C’est un vrai sujet ici, car les chiens errants sont nombreux. Parfois allongés sur la route, au bord, ou en meute, il faut alors s’en méfier. Ils peuvent traverser la route à tout moment, en courant ou pas, comme les poules et les coqs sauvages nombreux aussi. Certains sont vraiment en sale état et les associations n’arrivent pas à enrayer leur prolifération. La stérilisation coûte chère et ce n’est pas simple. Un vrai sujet comme aux Antilles et probablement dans les autres DOM-TOM.
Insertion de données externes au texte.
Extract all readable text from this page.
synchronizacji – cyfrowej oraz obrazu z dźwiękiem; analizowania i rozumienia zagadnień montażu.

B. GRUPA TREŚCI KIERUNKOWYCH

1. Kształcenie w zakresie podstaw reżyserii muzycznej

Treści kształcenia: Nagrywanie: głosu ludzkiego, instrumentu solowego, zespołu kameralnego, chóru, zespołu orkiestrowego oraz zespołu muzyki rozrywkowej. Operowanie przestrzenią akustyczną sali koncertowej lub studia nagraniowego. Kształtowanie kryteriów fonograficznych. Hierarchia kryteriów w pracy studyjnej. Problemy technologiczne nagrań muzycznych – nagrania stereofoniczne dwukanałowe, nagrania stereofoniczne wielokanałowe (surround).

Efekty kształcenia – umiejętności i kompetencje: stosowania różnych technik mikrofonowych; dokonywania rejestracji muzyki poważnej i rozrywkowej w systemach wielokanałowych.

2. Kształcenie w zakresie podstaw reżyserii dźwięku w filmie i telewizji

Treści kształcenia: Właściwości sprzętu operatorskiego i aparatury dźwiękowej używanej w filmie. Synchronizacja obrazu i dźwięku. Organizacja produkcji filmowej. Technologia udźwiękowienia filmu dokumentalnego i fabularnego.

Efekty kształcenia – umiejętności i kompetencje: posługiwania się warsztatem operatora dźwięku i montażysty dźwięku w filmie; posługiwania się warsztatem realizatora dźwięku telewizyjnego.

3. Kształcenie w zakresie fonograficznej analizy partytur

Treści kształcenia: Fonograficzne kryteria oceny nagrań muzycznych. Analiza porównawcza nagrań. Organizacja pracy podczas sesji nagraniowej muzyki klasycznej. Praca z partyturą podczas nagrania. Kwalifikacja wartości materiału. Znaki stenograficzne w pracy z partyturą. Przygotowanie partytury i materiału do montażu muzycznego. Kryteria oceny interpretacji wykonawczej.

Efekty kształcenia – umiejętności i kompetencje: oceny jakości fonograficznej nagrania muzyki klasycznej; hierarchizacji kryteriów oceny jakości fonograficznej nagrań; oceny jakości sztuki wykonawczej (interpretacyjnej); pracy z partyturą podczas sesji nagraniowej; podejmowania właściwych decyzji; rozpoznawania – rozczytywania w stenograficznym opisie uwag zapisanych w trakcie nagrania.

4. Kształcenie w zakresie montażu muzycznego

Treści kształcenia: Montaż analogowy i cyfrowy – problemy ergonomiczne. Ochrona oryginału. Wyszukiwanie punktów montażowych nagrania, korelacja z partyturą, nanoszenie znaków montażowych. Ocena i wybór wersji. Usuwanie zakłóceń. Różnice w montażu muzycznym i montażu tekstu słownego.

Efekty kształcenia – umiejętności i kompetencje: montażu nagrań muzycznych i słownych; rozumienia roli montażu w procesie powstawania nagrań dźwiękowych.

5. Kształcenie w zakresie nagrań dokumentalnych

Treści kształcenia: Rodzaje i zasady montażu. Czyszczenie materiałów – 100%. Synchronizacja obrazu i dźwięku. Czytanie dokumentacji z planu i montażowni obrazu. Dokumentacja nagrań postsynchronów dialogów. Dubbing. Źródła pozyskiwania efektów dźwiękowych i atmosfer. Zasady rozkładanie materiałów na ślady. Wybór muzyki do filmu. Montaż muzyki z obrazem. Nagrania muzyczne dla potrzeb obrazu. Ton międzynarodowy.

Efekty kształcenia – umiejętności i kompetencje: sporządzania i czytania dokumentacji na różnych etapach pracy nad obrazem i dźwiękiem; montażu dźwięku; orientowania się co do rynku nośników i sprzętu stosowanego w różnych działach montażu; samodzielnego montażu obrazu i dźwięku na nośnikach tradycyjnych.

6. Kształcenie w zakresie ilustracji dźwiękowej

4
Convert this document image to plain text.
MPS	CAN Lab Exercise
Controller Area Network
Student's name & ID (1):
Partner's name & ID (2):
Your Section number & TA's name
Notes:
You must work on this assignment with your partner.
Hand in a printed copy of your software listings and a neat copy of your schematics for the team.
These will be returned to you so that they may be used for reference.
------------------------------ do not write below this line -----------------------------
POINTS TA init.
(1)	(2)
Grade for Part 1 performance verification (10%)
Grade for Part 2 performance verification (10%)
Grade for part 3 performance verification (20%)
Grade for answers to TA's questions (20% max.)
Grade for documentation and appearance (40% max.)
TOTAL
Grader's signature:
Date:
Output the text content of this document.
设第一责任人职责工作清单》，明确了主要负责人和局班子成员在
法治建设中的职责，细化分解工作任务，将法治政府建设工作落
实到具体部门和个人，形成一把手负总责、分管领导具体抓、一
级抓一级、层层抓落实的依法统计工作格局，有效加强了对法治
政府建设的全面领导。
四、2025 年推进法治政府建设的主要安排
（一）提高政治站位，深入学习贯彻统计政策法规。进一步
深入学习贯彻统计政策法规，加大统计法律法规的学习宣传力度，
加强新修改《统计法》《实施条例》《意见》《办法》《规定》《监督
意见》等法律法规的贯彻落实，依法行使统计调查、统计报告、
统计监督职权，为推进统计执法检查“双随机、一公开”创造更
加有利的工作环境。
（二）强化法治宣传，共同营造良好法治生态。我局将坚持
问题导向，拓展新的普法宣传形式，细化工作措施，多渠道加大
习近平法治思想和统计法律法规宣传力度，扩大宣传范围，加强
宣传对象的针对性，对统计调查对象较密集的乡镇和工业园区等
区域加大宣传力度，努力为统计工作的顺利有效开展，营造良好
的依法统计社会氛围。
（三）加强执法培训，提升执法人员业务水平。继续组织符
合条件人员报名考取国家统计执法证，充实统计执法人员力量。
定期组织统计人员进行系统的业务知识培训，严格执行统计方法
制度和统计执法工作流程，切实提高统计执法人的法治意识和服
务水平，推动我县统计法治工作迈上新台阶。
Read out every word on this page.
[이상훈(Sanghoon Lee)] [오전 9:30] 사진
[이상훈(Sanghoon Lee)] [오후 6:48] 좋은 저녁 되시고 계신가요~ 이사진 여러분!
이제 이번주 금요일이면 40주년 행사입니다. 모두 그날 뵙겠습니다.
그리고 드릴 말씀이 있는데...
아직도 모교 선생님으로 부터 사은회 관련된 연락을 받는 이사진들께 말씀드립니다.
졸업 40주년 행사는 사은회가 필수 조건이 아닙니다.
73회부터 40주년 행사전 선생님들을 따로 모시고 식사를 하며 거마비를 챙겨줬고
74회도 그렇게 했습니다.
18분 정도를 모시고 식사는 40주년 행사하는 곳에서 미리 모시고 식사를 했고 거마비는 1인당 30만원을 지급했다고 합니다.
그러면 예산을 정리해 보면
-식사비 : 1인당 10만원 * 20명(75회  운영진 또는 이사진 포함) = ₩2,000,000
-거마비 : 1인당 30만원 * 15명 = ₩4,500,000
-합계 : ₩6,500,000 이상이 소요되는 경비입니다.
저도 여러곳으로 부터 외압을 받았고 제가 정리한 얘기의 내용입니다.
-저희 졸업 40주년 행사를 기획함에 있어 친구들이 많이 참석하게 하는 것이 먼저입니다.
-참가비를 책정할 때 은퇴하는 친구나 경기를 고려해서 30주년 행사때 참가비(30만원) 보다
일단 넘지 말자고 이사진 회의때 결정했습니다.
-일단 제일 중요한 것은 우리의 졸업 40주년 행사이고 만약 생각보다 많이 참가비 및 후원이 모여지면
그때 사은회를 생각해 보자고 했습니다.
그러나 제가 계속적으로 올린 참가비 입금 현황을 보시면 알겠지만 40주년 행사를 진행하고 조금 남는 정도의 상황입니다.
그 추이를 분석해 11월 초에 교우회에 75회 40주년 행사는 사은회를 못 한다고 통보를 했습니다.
Dans l’après-midi, je monte au belvédère pour voir le point de vue et découvrir la petite Normandie. On l’appelle comme ça car il y a des vaches, les seules sur Tahiti et une usine à lait qui fabrique les yaourts que l’on trouve dans les supermarchés. Ce n’est pas pour ça qu’ils sont abordables : 7 euros le paquet de 12…
Je suis invitée à dîner chez un jeune couple adorable. Ce sont les neveux et nièces d’une amie chère de ma maman, amie qui est en Bretagne. Je suis heureuse de ce moment d’autant que leur couple d’amis, habite à 300 m de là où je suis et passe me prendre. Je ne me voyais pas conduire en scooter dans la nuit.
Soirée animée de discussions diverses et variées. Leur ami monopolise pas mal l’attention, besoin de reconnaissance. Nous mangeons des galettes faites sur une Krampoutz (le bilig breton), je suis en Bretagne pour la soirée. En dessert, des mignardises de la meilleure pâtisserie de la ville qui fait du chocolat et de magnifiques desserts, certains au chocolat et caramel au beurre salé. Un régal ! Il est 23h30 quand je rentre de ce beau moment, je croise mes hôtes qui me disent qu’ils partent à Moorea rejoindre des amis pour le week-end. Ils me demandent de m’occuper des chiens et chats pendant ce temps-là, des poules aussi…
Samedi 2 décembre 2023.
Matinée à me reposer, j’ai besoin de rester au calme. La minette de la maison se laisse apprivoiser et caresser. Mon petit chat me manque et j’espère qu’il va bien.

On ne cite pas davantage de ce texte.